El pasado miércoles, la Policía detectó a dos mujeres que intentaban sacar del país a dos menores y una adolescente con destino a Estados Unidos, los que habían ingresado vía terrestre, a través de la frontera Norte, procedentes de El Salvador, en el microbús Nissan placas P-505806, conducido por Julio Eduardo Escobar. Supuestamente los menores serían entregados a sus familiares que los esperaban en Estados Unidos.
La subcomisionada Dávila confirmó que tras un peritaje solicitado por la Policía al Consulado salvadoreño en Nicaragua, se confirmó que los pasaportes usados en el trasiego de los menores, eran originales.
Los traficantes no sólo tienen capacidad para conseguir pasaportes originales, sino también lugares para instruir a las personas con las que trafican, para que actúen con toda normalidad cuando sean consultados por las autoridades migratorias de los países a donde lleguen.
En el caso de los menores retenidos en el Aeropuerto Internacional de Managua, dos niños y una adolescente, previamente habían sido instruidos para que contestaran con toda normalidad y dijeran que las personas que los trasladaban eran sus familiares. “En este caso, los niños dijeron que la mujer que los acompañaba era su tía, lo que en realidad era falso”, según la jefa policial.
RECIBIERON PAGA
Una de las mujeres detenidas y que está en manos de la Fiscalía, dijo llamarse Ena Cristina Lara Rivas, pero también utilizaba el nombre de Elsa María Chávez Cornejo, de 26 años; la otra persona se identificó como Francisca Claribel González Ventura.
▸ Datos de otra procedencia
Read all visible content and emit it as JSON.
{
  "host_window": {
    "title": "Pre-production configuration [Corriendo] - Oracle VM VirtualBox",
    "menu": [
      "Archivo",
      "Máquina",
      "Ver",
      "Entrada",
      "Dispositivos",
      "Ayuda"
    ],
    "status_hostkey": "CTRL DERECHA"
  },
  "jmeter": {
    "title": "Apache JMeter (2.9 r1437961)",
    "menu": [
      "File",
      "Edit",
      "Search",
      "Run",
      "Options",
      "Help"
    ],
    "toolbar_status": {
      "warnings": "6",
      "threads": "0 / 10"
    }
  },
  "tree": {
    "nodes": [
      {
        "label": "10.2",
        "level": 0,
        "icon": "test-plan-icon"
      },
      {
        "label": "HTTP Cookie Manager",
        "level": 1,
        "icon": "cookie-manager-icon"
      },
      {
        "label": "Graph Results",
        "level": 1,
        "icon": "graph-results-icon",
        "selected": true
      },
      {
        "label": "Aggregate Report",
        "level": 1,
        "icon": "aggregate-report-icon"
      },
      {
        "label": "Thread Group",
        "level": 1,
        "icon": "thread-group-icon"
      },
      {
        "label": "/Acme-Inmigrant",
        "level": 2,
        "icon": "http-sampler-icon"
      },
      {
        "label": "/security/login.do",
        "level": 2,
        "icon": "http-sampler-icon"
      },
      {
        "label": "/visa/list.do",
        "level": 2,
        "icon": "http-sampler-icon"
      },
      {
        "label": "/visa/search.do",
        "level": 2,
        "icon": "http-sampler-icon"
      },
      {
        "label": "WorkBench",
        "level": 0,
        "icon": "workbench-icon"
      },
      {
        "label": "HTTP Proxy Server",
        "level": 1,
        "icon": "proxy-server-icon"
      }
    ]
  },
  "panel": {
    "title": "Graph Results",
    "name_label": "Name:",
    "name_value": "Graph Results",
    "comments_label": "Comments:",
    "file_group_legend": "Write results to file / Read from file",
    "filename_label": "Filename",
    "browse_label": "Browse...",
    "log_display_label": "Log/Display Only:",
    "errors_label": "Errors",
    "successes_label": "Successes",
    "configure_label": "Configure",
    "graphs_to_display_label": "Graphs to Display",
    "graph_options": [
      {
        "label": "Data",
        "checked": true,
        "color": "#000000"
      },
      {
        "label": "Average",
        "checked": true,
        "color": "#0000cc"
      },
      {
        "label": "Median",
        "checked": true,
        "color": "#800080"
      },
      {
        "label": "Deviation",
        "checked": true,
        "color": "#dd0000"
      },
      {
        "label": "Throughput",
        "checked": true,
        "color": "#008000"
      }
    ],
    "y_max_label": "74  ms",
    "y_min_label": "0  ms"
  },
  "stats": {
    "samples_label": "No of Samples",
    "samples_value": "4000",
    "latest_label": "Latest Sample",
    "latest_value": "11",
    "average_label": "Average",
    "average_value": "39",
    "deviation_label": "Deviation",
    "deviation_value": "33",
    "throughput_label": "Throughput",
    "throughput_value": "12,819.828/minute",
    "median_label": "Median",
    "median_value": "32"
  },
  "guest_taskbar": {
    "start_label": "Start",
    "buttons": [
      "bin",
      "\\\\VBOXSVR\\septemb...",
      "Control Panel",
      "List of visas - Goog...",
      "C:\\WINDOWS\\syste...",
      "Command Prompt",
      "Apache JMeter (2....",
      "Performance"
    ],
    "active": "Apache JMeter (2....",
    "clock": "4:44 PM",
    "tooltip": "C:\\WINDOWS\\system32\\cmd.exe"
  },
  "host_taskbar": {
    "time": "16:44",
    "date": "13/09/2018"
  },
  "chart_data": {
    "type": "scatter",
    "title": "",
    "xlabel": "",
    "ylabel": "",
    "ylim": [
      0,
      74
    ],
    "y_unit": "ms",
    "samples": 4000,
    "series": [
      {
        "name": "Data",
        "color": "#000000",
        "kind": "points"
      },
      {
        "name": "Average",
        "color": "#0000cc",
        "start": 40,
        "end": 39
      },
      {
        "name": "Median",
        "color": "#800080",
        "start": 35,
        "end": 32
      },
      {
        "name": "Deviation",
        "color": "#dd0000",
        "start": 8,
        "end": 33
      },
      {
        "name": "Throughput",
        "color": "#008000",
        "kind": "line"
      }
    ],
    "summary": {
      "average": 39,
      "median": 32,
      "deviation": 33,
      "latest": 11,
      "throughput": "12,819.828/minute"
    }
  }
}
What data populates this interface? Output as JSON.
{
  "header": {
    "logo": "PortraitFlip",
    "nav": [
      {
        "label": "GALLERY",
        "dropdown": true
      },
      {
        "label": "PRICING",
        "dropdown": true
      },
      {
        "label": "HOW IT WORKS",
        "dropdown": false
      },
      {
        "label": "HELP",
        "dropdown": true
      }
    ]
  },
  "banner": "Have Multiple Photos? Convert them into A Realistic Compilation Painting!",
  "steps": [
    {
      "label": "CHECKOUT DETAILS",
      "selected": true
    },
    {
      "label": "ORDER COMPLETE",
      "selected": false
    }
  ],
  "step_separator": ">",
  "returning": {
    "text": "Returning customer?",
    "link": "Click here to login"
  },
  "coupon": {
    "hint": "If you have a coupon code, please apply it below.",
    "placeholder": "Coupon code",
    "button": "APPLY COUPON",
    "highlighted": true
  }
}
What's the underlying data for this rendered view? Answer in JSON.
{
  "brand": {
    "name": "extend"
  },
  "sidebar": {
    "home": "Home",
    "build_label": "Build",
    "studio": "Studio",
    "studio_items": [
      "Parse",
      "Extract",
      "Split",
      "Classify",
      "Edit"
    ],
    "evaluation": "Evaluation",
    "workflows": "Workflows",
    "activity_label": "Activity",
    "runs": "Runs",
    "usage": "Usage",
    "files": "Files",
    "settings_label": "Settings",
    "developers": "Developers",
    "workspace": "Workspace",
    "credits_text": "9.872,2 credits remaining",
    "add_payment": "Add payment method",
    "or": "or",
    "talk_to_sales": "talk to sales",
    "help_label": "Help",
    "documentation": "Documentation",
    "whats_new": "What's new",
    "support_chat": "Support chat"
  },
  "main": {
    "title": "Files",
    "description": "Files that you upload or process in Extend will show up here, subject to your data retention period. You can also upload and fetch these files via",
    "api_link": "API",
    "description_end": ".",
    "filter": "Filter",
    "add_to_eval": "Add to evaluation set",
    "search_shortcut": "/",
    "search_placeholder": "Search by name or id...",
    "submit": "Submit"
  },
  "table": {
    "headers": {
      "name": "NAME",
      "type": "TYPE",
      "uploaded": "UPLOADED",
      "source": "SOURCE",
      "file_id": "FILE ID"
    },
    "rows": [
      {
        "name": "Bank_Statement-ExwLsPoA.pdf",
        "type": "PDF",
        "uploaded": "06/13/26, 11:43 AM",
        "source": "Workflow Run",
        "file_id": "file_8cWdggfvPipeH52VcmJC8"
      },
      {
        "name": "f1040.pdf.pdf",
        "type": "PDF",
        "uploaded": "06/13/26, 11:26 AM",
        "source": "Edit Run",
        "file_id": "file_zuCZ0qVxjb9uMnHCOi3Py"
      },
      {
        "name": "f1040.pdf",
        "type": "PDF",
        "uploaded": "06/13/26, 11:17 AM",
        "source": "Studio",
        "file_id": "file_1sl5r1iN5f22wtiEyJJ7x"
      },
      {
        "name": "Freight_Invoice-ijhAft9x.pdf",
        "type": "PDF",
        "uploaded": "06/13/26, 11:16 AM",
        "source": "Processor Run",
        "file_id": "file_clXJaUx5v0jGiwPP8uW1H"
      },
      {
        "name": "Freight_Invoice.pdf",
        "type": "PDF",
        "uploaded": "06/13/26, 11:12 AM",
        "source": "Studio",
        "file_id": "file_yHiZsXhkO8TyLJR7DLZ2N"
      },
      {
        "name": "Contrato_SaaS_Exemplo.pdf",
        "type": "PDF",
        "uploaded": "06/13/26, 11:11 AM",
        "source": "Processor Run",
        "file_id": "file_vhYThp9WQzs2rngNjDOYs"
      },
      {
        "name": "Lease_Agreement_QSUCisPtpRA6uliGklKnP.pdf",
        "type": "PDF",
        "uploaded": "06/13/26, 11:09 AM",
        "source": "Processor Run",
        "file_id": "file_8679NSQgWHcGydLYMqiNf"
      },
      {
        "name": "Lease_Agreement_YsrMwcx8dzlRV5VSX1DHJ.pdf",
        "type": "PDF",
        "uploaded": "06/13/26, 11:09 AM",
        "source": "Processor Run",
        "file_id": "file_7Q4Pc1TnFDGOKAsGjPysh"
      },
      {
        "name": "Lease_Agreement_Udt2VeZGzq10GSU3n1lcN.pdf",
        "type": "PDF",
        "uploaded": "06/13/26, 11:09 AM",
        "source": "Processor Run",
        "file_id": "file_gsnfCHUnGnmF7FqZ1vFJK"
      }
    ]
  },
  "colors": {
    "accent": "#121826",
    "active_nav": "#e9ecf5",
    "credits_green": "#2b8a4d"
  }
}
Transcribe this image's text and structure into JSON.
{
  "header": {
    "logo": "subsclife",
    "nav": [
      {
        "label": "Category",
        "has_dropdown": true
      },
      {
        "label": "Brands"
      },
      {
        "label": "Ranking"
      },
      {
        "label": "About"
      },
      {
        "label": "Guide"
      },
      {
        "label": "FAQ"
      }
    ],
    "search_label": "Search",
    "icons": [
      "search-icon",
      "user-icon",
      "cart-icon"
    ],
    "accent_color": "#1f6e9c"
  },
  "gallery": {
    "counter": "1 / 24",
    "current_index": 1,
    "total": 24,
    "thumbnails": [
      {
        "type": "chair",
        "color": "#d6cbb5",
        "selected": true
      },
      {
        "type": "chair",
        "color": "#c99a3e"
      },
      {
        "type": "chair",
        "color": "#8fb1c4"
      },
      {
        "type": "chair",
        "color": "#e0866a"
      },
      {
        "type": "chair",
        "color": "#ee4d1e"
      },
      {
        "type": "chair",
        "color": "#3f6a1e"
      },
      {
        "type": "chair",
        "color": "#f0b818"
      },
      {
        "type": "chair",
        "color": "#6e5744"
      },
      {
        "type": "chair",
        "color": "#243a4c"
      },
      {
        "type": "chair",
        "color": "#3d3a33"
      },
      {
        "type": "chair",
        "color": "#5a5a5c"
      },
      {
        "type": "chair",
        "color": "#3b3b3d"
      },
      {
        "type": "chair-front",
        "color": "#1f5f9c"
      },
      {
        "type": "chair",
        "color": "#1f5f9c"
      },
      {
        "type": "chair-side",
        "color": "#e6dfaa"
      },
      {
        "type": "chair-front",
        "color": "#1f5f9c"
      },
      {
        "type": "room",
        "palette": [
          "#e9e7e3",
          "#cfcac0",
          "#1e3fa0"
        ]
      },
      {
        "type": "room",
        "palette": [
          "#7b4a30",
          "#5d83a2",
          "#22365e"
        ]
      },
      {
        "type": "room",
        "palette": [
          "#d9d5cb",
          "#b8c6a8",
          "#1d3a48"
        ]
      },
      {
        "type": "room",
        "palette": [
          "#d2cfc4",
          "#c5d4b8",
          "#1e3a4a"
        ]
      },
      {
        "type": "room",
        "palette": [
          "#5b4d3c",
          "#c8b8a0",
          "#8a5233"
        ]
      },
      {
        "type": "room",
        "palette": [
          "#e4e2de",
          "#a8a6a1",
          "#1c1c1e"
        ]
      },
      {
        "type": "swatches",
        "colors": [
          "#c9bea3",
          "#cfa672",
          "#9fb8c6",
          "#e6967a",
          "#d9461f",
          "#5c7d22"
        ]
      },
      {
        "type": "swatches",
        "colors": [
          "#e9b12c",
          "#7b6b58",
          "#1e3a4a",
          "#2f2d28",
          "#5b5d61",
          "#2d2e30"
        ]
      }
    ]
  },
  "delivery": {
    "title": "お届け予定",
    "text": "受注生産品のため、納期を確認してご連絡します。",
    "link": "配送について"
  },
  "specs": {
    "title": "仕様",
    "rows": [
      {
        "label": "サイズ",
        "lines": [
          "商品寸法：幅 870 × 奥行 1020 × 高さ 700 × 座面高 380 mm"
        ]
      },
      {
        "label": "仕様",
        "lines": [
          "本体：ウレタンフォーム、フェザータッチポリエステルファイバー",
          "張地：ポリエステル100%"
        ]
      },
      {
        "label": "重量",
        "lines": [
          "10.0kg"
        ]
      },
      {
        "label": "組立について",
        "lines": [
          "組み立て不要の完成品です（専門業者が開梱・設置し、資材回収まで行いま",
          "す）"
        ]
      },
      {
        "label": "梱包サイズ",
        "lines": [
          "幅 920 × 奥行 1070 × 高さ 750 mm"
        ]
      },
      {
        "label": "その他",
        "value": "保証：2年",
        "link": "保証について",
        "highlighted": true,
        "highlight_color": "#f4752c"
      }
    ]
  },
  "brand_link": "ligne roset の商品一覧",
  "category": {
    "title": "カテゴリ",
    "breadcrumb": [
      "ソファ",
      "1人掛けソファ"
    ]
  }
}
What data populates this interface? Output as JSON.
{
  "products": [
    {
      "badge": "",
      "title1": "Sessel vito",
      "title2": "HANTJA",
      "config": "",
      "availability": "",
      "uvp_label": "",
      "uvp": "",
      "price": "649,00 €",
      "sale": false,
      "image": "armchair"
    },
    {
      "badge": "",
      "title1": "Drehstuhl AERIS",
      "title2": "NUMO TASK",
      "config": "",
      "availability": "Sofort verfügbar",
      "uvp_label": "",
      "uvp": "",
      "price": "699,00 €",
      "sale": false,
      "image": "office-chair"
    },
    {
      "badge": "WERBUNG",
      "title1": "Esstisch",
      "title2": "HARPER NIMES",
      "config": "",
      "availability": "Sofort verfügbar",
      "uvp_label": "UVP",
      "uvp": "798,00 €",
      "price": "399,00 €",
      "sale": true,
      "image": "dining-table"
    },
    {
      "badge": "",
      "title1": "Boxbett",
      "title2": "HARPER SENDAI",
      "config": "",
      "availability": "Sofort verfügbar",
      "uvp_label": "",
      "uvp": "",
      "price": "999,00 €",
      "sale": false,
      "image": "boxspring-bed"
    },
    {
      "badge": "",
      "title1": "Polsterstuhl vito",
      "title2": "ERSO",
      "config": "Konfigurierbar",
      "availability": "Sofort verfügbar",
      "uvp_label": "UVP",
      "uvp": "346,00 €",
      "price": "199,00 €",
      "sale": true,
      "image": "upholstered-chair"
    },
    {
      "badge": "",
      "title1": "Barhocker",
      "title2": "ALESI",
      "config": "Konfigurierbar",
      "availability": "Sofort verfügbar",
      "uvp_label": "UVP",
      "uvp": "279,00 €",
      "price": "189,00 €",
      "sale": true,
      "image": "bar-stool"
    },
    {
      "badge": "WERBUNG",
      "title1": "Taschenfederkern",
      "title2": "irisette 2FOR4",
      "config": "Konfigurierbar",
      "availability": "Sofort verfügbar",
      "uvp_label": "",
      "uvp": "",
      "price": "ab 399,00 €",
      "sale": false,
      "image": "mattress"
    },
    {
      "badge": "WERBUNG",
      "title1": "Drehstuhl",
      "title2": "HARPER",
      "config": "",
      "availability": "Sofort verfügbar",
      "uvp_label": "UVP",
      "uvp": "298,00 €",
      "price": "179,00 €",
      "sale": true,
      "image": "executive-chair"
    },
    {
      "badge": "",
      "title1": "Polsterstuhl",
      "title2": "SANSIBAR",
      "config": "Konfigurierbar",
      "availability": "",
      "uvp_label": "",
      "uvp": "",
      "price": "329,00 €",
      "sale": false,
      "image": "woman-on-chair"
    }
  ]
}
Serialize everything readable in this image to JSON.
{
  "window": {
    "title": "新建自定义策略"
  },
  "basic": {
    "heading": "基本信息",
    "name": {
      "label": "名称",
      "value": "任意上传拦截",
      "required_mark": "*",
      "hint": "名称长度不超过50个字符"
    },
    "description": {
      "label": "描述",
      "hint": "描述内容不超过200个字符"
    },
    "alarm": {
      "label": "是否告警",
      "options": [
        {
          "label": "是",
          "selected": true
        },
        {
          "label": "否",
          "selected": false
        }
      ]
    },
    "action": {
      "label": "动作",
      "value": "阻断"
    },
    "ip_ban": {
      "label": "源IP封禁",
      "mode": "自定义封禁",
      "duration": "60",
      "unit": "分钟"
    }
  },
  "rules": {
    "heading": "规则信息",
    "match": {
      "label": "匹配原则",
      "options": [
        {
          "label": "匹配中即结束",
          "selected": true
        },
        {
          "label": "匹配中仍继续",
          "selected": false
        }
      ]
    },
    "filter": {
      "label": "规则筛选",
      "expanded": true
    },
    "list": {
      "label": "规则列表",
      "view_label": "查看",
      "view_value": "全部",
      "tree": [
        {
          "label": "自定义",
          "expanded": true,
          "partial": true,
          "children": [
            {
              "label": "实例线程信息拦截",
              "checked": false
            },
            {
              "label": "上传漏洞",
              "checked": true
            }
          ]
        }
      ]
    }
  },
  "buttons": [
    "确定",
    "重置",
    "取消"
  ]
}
Ambas dijeron que recibieron, de una mujer llamada Guadalupe, en San Salvador, la cantidad de 2,000 dólares para que trasladaran a los menores y a la adolescente a Nicaragua, de donde los llevarían a Puerto Rico, donde tenían la orden de entregarlos a una mujer que se identificaría como Ana Cristina, ésta a su vez llevaría a los pequeños hasta Los Ángeles, Estados Unidos.